Matthias Balwierz, un hacker experto en hardware, ha dado forma a un proyecto muy interesante: construir una GPU casera combinando 64.000 chips RISC-V de bajo coste. Cada uno de esos chips trabaja como procesador y como interfaz de píxeles (un chip es igual a un píxel), y el autor de este mod ha adoptado un modelo de integración basado en bloques de 16 x 32 píxeles.
Esto quiere decir que el hardware gráfico, esa GPU creada con decenas de miles de chips, y la pantalla, se integran en una misma matriz de chips, lo que hace que este proyecto resulte todavía más único y más espectacular.
Una pantalla 1080p (FullHD) necesitaría más de dos millones de chips, así que para poder afrontar este proyecto de una manera más realista el responsable tuvo que reducir el concepto inicial a una resolución objetivo de 320 x 200 píxeles. Para llegar a esa resolución necesita montar esos 64.000 chips, de los cuales de momento ha logrado integrar 8.192 chips.

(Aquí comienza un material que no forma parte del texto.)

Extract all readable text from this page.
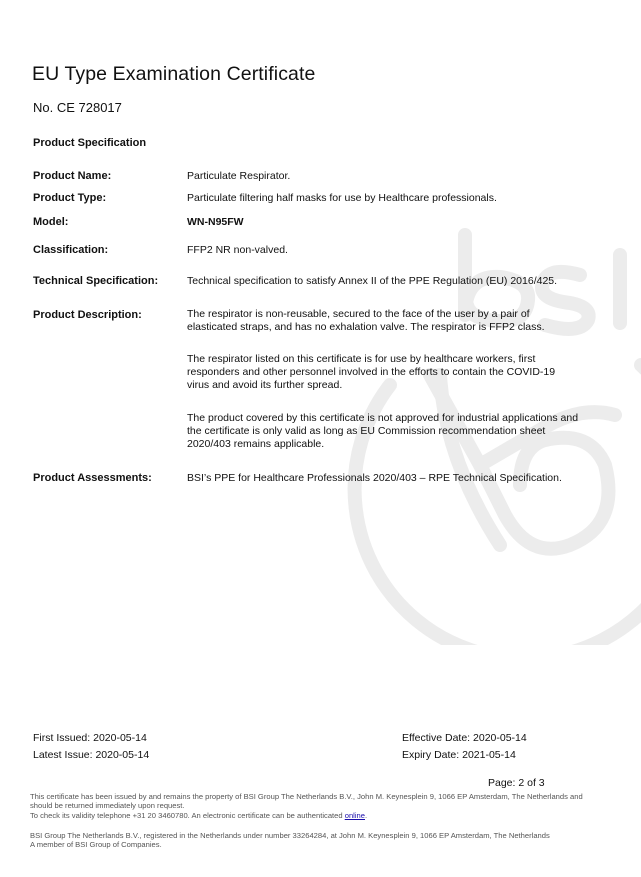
EU Type Examination Certificate
No. CE 728017
Product Specification
Product Name:	Particulate Respirator.
Product Type:	Particulate filtering half masks for use by Healthcare professionals.
Model:	WN-N95FW
Classification:	FFP2 NR non-valved.
Technical Specification:	Technical specification to satisfy Annex II of the PPE Regulation (EU) 2016/425.
Product Description:	The respirator is non-reusable, secured to the face of the user by a pair of
elasticated straps, and has no exhalation valve. The respirator is FFP2 class.
The respirator listed on this certificate is for use by healthcare workers, first
responders and other personnel involved in the efforts to contain the COVID-19
virus and avoid its further spread.
The product covered by this certificate is not approved for industrial applications and
the certificate is only valid as long as EU Commission recommendation sheet
2020/403 remains applicable.
Product Assessments:	BSI’s PPE for Healthcare Professionals 2020/403 – RPE Technical Specification.
First Issued: 2020-05-14
Latest Issue: 2020-05-14
Effective Date: 2020-05-14
Expiry Date: 2021-05-14
Page: 2 of 3
This certificate has been issued by and remains the property of BSI Group The Netherlands B.V., John M. Keynesplein 9, 1066 EP Amsterdam, The Netherlands and
should be returned immediately upon request.
To check its validity telephone +31 20 3460780. An electronic certificate can be authenticated online.
BSI Group The Netherlands B.V., registered in the Netherlands under number 33264284, at John M. Keynesplein 9, 1066 EP Amsterdam, The Netherlands
A member of BSI Group of Companies.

Los chips utilizados en este proyecto son los QingKe CH570. Cada chip tiene un coste de 0,13 dólares, y están formados por una CPU RISC-V de 32 bits funcionando a 100 MHz, tienen una controladora USB, un receptor Wi-Fi compatible con la banda de 2,4 GHz y soporta Bluetooth 5.0 LE.
Incluso a pesar del bajo precio que tiene cada chip, al tener que utilizar 64.000 unidades el coste asciende a más de 8.000 dólares, a lo que hay que sumar el coste de las placas donde se integran los chips y los píxeles individualizados. Esos chips se agrupan en placas con de 32 chips y 32 píxeles.
En su estado actual, con 8.192 chips, el consumo de todo el conjunto es de 2.161 vatios. Para la alimentación, el autor de este proyecto utiliza una fuente de alimentación Corsair WS3000 ATX. Cuando vaya escalando con más chips el consumo podría convertirse en un tema muy complicado que tendrá que resolver de alguna forma. Al tener un chip dedicado a controlar cada píxel es posible conseguir un nivel de programación y de personalización completo.